Where’s the snow and frost that everybody talks about?
February data suggested a solid rebound in U.S. manufacturing business conditions following the slowdown recorded during the previous month. This was highlighted by a rise in the Markit Flash U.S. Manufacturing Purchasing Managers’ Index™ (PMI™), which is based on approximately 85% of usual monthly replies, from 53.7 in January to 56.7 in February. The latest reading pointed to the fastest overall improvement in U.S. manufacturing business conditions since May 2010.
The upturn in the headline U.S. Manufacturing PMI was driven by sharp and accelerated increases in both production levels and incoming new work during February. Latest data indicated that output growth recovered strongly from January’s three-month low, suggesting manufacturers have started to shake off the disruptions caused by heavy snowfall and extreme weather conditions in parts of the U.S.
Moreover, new business volumes increased at the sharpest rate since May 2010, suggesting resilient underlying demand across the U.S. manufacturing sector. Higher levels of new work in February partly reflected a return to export sales growth following a slight reduction during the previous month.
Manufacturers indicated that positive job hiring trends continued in February, thereby extending the current period of employment growth across the sector to eight months. Latest data signalled a solid pace of job creation that was the joint-sharpest since March 2013. Survey respondents suggested that greater production requirements, confidence in the economic outlook and, in some cases, pressures on operating capacity had led to rising workforce numbers in February.

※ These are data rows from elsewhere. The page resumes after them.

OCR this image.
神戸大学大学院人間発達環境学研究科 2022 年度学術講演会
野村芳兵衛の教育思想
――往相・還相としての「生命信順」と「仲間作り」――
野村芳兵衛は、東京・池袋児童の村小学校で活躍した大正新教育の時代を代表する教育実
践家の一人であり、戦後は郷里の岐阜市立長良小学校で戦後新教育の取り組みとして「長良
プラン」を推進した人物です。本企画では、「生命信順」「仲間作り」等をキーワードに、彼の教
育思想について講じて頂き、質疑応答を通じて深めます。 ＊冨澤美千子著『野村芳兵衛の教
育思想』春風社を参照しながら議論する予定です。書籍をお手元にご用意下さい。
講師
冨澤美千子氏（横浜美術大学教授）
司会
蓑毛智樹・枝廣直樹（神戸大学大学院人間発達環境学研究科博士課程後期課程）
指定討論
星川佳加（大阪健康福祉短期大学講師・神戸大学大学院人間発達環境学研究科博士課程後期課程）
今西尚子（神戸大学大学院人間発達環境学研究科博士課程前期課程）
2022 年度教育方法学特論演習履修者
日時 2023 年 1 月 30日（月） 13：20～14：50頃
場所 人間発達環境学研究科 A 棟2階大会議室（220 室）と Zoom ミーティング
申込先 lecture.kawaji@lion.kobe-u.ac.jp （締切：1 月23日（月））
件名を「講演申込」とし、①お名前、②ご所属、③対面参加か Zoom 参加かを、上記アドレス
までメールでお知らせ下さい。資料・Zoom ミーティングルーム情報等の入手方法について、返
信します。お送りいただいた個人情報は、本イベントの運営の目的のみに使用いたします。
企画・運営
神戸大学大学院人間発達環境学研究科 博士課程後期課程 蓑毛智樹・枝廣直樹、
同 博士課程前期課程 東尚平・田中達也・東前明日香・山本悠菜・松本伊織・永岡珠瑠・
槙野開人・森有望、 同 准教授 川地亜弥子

Higher levels of new business and some on-going disruptions from the extreme weather conditions this year contributed to a sharp increase in backlogs of work during February. The latest accumulation of work-in-hand in the manufacturing sector was the steepest since the survey began in May 2007.
Meanwhile, manufacturers pointed to a further marked reduction in their stocks of finished goods, largely reflecting strong underlying demand in February. Higher production requirements and efforts to guard against delays in the receipt of deliveries from suppliers contributed to a rise in stocks of inputs for the first time since June 2013. Latest data signalled that suppliers’ lead-times lengthened to the greatest degree recorded for five-and-a-half years, which survey respondents overwhelmingly linked to unusually bad weather conditions in 2014 to date.
February data signalled that input cost inflation eased for the second month running. The latest increase in input prices was the slowest since June 2013. Anecdotal evidence suggested higher prices for metals (especially steel and copper) were a key source of cost inflation in February. In line with slower overall cost inflation, latest data pointed to a weaker rise in manufacturers’ output charges. The rise in factory gate prices during February was the slowest since September 2013.